Sejak awal laga, intensitas permainan langsung terasa tinggi mengingat kedua kesebelasan menampilkan adu taktik menyerang yang agresif. Málaga CF sempat memberikan ancaman pertama pada menit ketujuh melalui sebuah tembakan yang dilepaskan oleh Joaquín.
Ancaman tersebut datang setelah Joaquín menerima umpan matang dari Adrián Niño, namun bola hasil tendangannya masih melambung sedikit di atas mistar gawang lawan. Málaga akhirnya berhasil membuka keunggulan lebih dulu melalui hadiah penalti pada menit ke-12.
Sanksi penalti diberikan setelah bola mengenai tangan salah satu pemain bertahan CD Castellón saat tim tuan rumah sedang berada dalam fase menyerang. Sang eksekutor, Chupe, penyerang yang berasal dari Córdoba, sukses menjalankan tugasnya dengan tenang untuk menjadikan skor 1-0.

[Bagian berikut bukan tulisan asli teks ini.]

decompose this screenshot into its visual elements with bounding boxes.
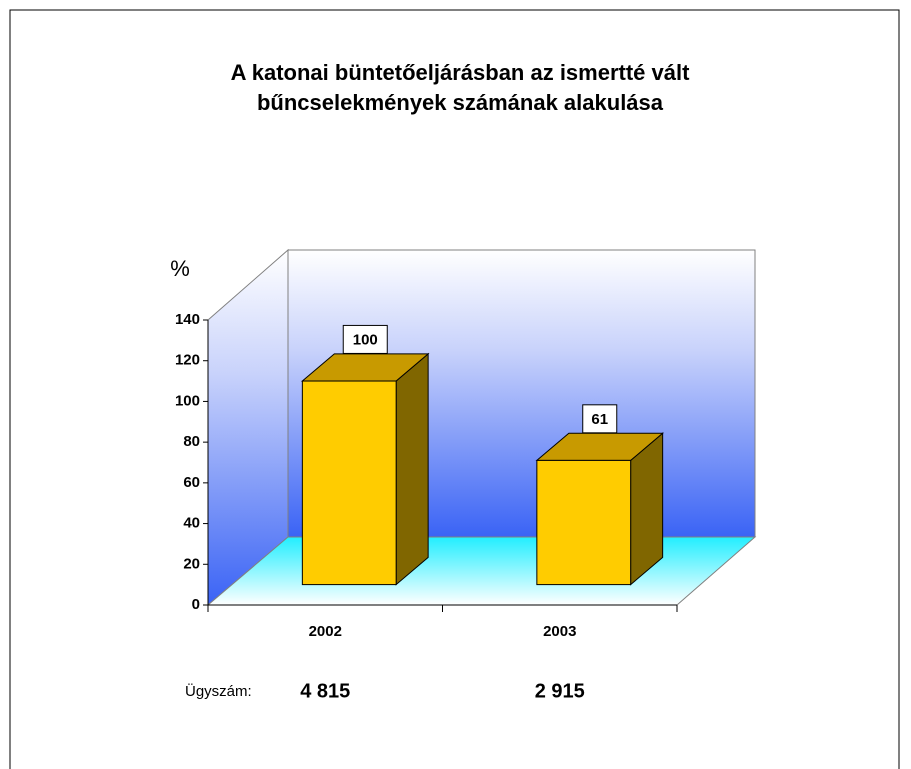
bar-side <box>395 352 429 586</box>
y-tick-label: 40 <box>183 515 200 532</box>
bar <box>536 459 632 586</box>
y-tick-label: 0 <box>192 596 200 613</box>
case-count: 4 815 <box>300 680 350 702</box>
x-tick-label: 2002 <box>309 623 342 640</box>
y-axis-label: % <box>170 256 190 281</box>
data-label: 61 <box>591 411 608 428</box>
y-tick-label: 120 <box>175 352 200 369</box>
data-label-box <box>582 404 618 434</box>
y-tick-label: 140 <box>175 311 200 328</box>
y-tick-label: 20 <box>183 555 200 572</box>
bar <box>301 380 397 586</box>
x-tick-label: 2003 <box>543 623 576 640</box>
y-tick-label: 60 <box>183 474 200 491</box>
frame <box>9 9 900 769</box>
y-tick-label: 80 <box>183 433 200 450</box>
data-label: 100 <box>353 331 378 348</box>
y-tick-label: 100 <box>175 392 200 409</box>
case-count-label: Ügyszám: <box>185 682 252 700</box>
floor <box>206 536 757 606</box>
data-label-box <box>342 324 388 354</box>
case-count: 2 915 <box>535 680 585 702</box>
chart-title: A katonai büntetőeljárásban az ismertté … <box>230 60 690 115</box>
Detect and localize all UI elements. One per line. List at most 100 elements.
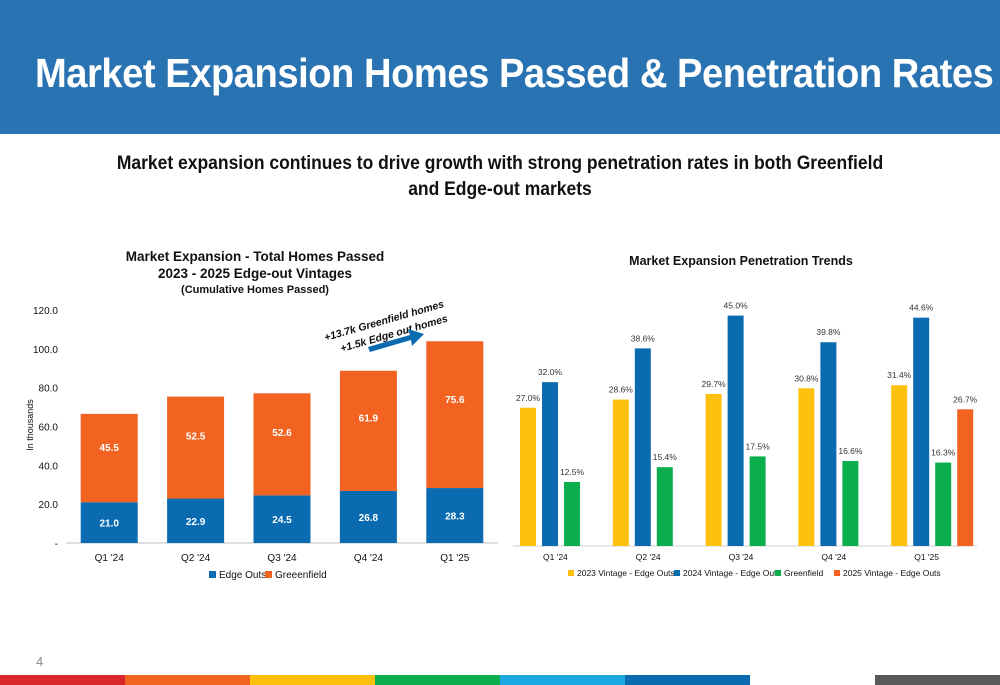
- chart2-x-tick-label: Q2 '24: [636, 552, 661, 562]
- chart1-x-tick-label: Q1 '25: [440, 553, 470, 564]
- chart1-bar-greenfield: [253, 393, 311, 496]
- chart2-bar: [842, 461, 859, 546]
- footer-color-segment: [0, 675, 125, 685]
- chart2-legend-swatch: [834, 570, 840, 576]
- homes-passed-chart: Market Expansion - Total Homes Passed 20…: [25, 249, 498, 581]
- chart1-data-label: 61.9: [359, 413, 379, 424]
- chart2-data-label: 30.8%: [794, 373, 819, 383]
- chart1-x-tick-label: Q2 '24: [181, 553, 211, 564]
- footer-color-segment: [375, 675, 500, 685]
- chart2-x-tick-label: Q4 '24: [821, 552, 846, 562]
- page-subtitle: Market expansion continues to drive grow…: [116, 153, 884, 200]
- footer-color-segment: [750, 675, 875, 685]
- chart2-data-label: 44.6%: [909, 303, 934, 313]
- footer-color-segment: [625, 675, 750, 685]
- chart2-data-label: 45.0%: [724, 301, 749, 311]
- chart2-bars: 27.0% 32.0% 12.5% 28.6% 38.6% 15.4% 29.7% 45.0%…: [516, 301, 978, 546]
- chart1-data-label: 75.6: [445, 395, 465, 406]
- chart2-data-label: 26.7%: [953, 394, 978, 404]
- chart2-bar: [727, 315, 744, 546]
- chart2-data-label: 31.4%: [887, 370, 912, 380]
- page-number: 4: [36, 654, 44, 669]
- chart2-data-label: 29.7%: [702, 379, 727, 389]
- chart2-legend: 2023 Vintage - Edge Outs 2024 Vintage - E…: [568, 568, 941, 578]
- chart2-x-tick-label: Q1 '24: [543, 552, 568, 562]
- footer-color-segment: [250, 675, 375, 685]
- chart2-data-label: 15.4%: [653, 452, 678, 462]
- chart2-legend-swatch: [775, 570, 781, 576]
- chart1-legend: Edge Outs Greeenfield: [209, 570, 327, 581]
- chart1-bars: 21.0 45.5 22.9 52.5 24.5 52.6 26.8 61.9 28.3 75.6: [80, 341, 484, 543]
- chart2-bar: [656, 467, 673, 546]
- chart1-legend-swatch: [265, 571, 272, 578]
- chart2-data-label: 38.6%: [631, 333, 656, 343]
- chart2-data-label: 16.3%: [931, 448, 956, 458]
- chart2-bar: [564, 482, 580, 546]
- footer-color-segment: [500, 675, 625, 685]
- chart1-bar-greenfield: [80, 413, 138, 503]
- footer-color-segment: [875, 675, 1000, 685]
- chart1-x-tick-label: Q4 '24: [354, 553, 384, 564]
- chart2-data-label: 28.6%: [609, 385, 634, 395]
- chart2-bar: [957, 409, 974, 546]
- chart2-legend-label: 2025 Vintage - Edge Outs: [843, 568, 941, 578]
- chart2-bar: [705, 393, 722, 546]
- chart1-data-label: 22.9: [186, 517, 206, 528]
- arrow-right-icon: [368, 329, 424, 352]
- chart2-legend-swatch: [674, 570, 680, 576]
- chart1-x-tick-label: Q3 '24: [267, 553, 297, 564]
- chart1-title-line2: 2023 - 2025 Edge-out Vintages: [158, 266, 352, 281]
- chart2-bar: [612, 399, 629, 546]
- footer-color-segment: [125, 675, 250, 685]
- chart2-data-label: 17.5%: [746, 441, 771, 451]
- chart1-data-label: 52.5: [186, 431, 206, 442]
- chart2-legend-label: 2023 Vintage - Edge Outs: [577, 568, 675, 578]
- header-bar: Market Expansion Homes Passed & Penetrat…: [0, 0, 1000, 134]
- chart1-bar-greenfield: [426, 341, 484, 489]
- chart1-legend-swatch: [209, 571, 216, 578]
- chart2-bar: [820, 342, 837, 546]
- chart2-x-tick-label: Q3 '24: [729, 552, 754, 562]
- chart1-y-tick-label: 120.0: [33, 306, 58, 317]
- chart2-bar: [935, 462, 952, 546]
- chart1-y-tick-label: 60.0: [39, 423, 59, 434]
- page-title: Market Expansion Homes Passed & Penetrat…: [35, 50, 994, 96]
- chart2-data-label: 16.6%: [838, 446, 863, 456]
- penetration-trends-chart: Market Expansion Penetration Trends Q1 '…: [513, 254, 978, 578]
- chart1-bar-edge-outs: [339, 490, 397, 543]
- chart2-bar: [913, 317, 930, 546]
- chart2-bar: [749, 456, 766, 546]
- chart1-legend-label: Edge Outs: [219, 570, 266, 581]
- chart1-bar-edge-outs: [253, 495, 311, 543]
- chart1-y-tick-label: 100.0: [33, 345, 58, 356]
- chart1-data-label: 28.3: [445, 512, 465, 523]
- chart1-bar-greenfield: [339, 370, 397, 491]
- chart2-bar: [542, 382, 558, 546]
- chart1-title: Market Expansion - Total Homes Passed: [126, 249, 385, 264]
- chart2-legend-label: Greenfield: [784, 568, 823, 578]
- chart2-data-label: 27.0%: [516, 393, 541, 403]
- chart1-y-axis-label: In thousands: [25, 399, 35, 451]
- chart1-bar-edge-outs: [426, 488, 484, 543]
- chart1-x-tick-label: Q1 '24: [95, 553, 125, 564]
- chart1-axes: - 20.0 40.0 60.0 80.0 100.0 120.0 Q1 '24 Q2 '24 Q…: [33, 306, 498, 564]
- chart2-bar: [798, 388, 815, 546]
- chart1-data-label: 52.6: [272, 428, 292, 439]
- chart1-data-label: 21.0: [99, 519, 119, 530]
- chart2-bar: [634, 348, 651, 546]
- chart2-data-label: 12.5%: [560, 467, 585, 477]
- chart2-legend-label: 2024 Vintage - Edge Outs: [683, 568, 781, 578]
- chart1-y-tick-label: 20.0: [39, 500, 59, 511]
- chart1-y-tick-label: 40.0: [39, 461, 59, 472]
- chart2-bar: [891, 385, 908, 546]
- chart1-data-label: 26.8: [359, 513, 379, 524]
- chart1-y-tick-label: -: [55, 539, 58, 550]
- chart1-y-tick-label: 80.0: [39, 384, 59, 395]
- chart2-data-label: 39.8%: [816, 327, 841, 337]
- chart2-legend-swatch: [568, 570, 574, 576]
- chart2-bar: [520, 407, 536, 546]
- chart2-axes: Q1 '24 Q2 '24 Q3 '24 Q4 '24 Q1 '25: [513, 545, 977, 562]
- chart2-title: Market Expansion Penetration Trends: [629, 254, 853, 268]
- chart1-legend-label: Greeenfield: [275, 570, 327, 581]
- chart1-bar-edge-outs: [167, 498, 225, 543]
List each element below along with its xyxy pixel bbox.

Namun, keunggulan tuan rumah tidak bertahan lama; CD Castellón merespons dengan meningkatkan tekanan serangan mereka. Pada menit ke-27, Calatrava berhasil menyamakan kedudukan menjadi 1-1 melalui sebuah gol yang berawal dari situasi kemelut di depan gawang.
Gol penyeimbang itu tercipta setelah umpan terukur dari Cipenga gagal diantisipasi sempurna oleh kiper Alfonso dan bek Galilea, menyebabkan bola akhirnya melewati garis gawang. Selama jalannya babak pertama, kepemimpinan wasit Muñiz Muñoz juga sempat menjadi pusat perhatian publik La Rosaleda.
Keputusan wasit yang memberikan kartu kuning kepada Carlos Dotor pada menit ke-24, saat Málaga sedang membangun serangan, memicu protes keras dari para pendukung tuan rumah yang memadati tribun stadion. Kritik tajam bahkan datang dari kalangan pakar terkait keputusan krusial tersebut.
Pakar wasit dari Tiempo de Juego, Pedro Martín, secara eksplisit menyuarakan ketidaksetujuannya mengenai pemberian hadiah penalti di babak pertama. "Es castigar un absurdo con un penalti," ujar Pedro Martín, spesialis arbitrase.